In der Figur 2 ist eine ähnliche Messanordnung wie in Figur 1 dargestellt, wobei gleiche Elemente mit dem selben Bezugszeichen bezeichnet sind wie in der Figur 1.FIG. 2 shows a measurement arrangement similar to that in FIG. 1, the same elements being designated with the same reference numerals as in FIG. 1.
Ebenso wie in dem oben beschriebenen Beispiel wird in der ersten Recheneinrichtung die Dielektrizitätskonstante oder eine entsprechende Größe bestimmt. In der zweiten Recheneinrichtung 6 wird die Temperatur bestimmt.As in the example described above, the dielectric constant or a corresponding variable is determined in the first computing device. The temperature is determined in the second computing device 6.
Zusätzlich wird in der zweiten Recheneinrichtung 6 der Temperatur aufgrund von gespeicherten Referenzdaten für verschiedene Temperaturwerte eine bestimmte, bei der jeweiligen Temperatur gerade noch zulässige Dielektrizitätskonstante oder ein entsprechender Wert, beispielsweise die gemessene Kapazität für das zu vermessende Frittierfett zugeordnet. Die Referenzdaten sind in einer Speichereinheit 9 gespeichert. Der durch die erste Recheneinrichtung 5 bestimmte Wert der Dielektrizitätskonstante oder der entsprechenden Größe wird mit dem durch die zweite Recheneinrichtung 6 der gemessenen Temperatur zugeordneten gerade noch zulässigen Referenzgröße in der Vergleichseinrichtung 10 verglichen. Der Vergleich wird derart bewertet, dass bei einer Übereinstimmung der beiden Werte oder einer Unterschreitung des Referenzwertes eine ent- sprechende erste Anzeigeeinrichtung 11 betätigt wird, die anzeigt,- dass das Frittierfett noch in Ordnung und verwendbar ist . Übersteigt die durch die erste Recheneinrichtung 5 bestimmte Dielektrizitätskonstante oder entsprechende Größe den zugeordneten Referenzwert, so wird die zweite Anzeigeeinrichtung 12 bestätigt, durch die angezeigt wird, dass das Frittierfett nicht mehr verwendet, sondern ausgetauscht werden soll.In addition, in the second computing device 6, a specific dielectric constant or a corresponding value, for example the measured capacitance for the frying fat to be measured, is assigned to the temperature on the basis of stored reference data for different temperature values. The reference data are stored in a storage unit 9. The value of the dielectric constant or the corresponding size determined by the first computing device 5 is compared in the comparison device 10 with the just still permissible reference size assigned by the second computing device 6 to the measured temperature. The comparison is evaluated in such a way that if the two values match or the reference value is undershot, a corresponding first display device 11 is actuated, which indicates that the frying fat is still in order and can be used. If the dielectric constant or corresponding size determined by the first computing device 5 exceeds the assigned reference value, then the second display device 12 is confirmed, by which it is indicated that the frying fat is no longer used but should be replaced.

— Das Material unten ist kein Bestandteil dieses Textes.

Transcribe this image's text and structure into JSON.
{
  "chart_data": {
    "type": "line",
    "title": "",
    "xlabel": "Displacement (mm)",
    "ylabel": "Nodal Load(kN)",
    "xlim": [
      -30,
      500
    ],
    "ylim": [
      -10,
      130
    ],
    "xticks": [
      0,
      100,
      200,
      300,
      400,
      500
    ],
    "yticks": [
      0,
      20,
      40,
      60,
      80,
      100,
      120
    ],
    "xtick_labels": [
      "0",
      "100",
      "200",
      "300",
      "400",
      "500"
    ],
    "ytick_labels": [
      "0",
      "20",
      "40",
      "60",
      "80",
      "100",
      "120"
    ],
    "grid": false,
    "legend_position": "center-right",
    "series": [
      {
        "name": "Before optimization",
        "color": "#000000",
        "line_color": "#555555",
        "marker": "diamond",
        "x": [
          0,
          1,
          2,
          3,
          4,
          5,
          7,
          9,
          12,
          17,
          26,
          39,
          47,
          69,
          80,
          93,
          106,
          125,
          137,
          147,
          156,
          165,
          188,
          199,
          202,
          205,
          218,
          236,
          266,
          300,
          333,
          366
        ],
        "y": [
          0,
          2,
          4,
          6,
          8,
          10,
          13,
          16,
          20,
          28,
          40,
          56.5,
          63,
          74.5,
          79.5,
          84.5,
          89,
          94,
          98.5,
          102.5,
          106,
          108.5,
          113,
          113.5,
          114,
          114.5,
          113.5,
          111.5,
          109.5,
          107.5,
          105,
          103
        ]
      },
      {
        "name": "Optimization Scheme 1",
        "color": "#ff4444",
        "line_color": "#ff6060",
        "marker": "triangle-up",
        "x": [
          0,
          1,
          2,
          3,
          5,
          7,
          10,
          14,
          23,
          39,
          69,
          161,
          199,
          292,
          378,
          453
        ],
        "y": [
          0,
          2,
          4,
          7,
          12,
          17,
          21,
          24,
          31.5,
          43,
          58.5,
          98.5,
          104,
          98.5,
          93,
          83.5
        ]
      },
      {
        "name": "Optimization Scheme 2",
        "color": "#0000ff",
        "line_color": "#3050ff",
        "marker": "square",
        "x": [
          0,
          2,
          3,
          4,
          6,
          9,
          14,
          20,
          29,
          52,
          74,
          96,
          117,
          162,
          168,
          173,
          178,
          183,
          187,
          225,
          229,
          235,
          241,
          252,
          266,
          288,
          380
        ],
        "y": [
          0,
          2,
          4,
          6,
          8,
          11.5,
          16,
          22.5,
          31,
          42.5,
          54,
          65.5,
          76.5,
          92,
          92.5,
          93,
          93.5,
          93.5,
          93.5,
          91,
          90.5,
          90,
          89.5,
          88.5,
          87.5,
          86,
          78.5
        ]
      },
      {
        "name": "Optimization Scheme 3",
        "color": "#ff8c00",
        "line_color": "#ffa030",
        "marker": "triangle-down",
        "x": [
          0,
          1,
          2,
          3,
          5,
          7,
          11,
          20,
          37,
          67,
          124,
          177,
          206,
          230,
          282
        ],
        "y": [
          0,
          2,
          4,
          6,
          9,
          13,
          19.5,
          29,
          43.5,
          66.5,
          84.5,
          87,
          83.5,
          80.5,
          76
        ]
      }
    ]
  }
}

Die erste Anzeigeeinrichtung 11 kann beispielsweise als grüne Leuchte, die zweite Anzeigeeinrichtung 12 als rote Leuchte ausgestaltet sein. Die Vergleichseinrichtung 10 kann auch so eingerichtet sein, dass bereits bei einer Übereinstimmung des gemessenen Wertes für die Dielektrizitätskonstante mit dem Referenzwert das Frittierfett verworfen und ein notwendiger Wechsel mittels der zweiten Anzeigeeinrichtung angezeigt wird.The first display device 11 can be designed, for example, as a green light, the second display device 12 as a red light. The comparison device 10 can also be set up such that if the measured value for the dielectric constant matches the reference value, the frying fat is discarded and a necessary change is indicated by means of the second display device.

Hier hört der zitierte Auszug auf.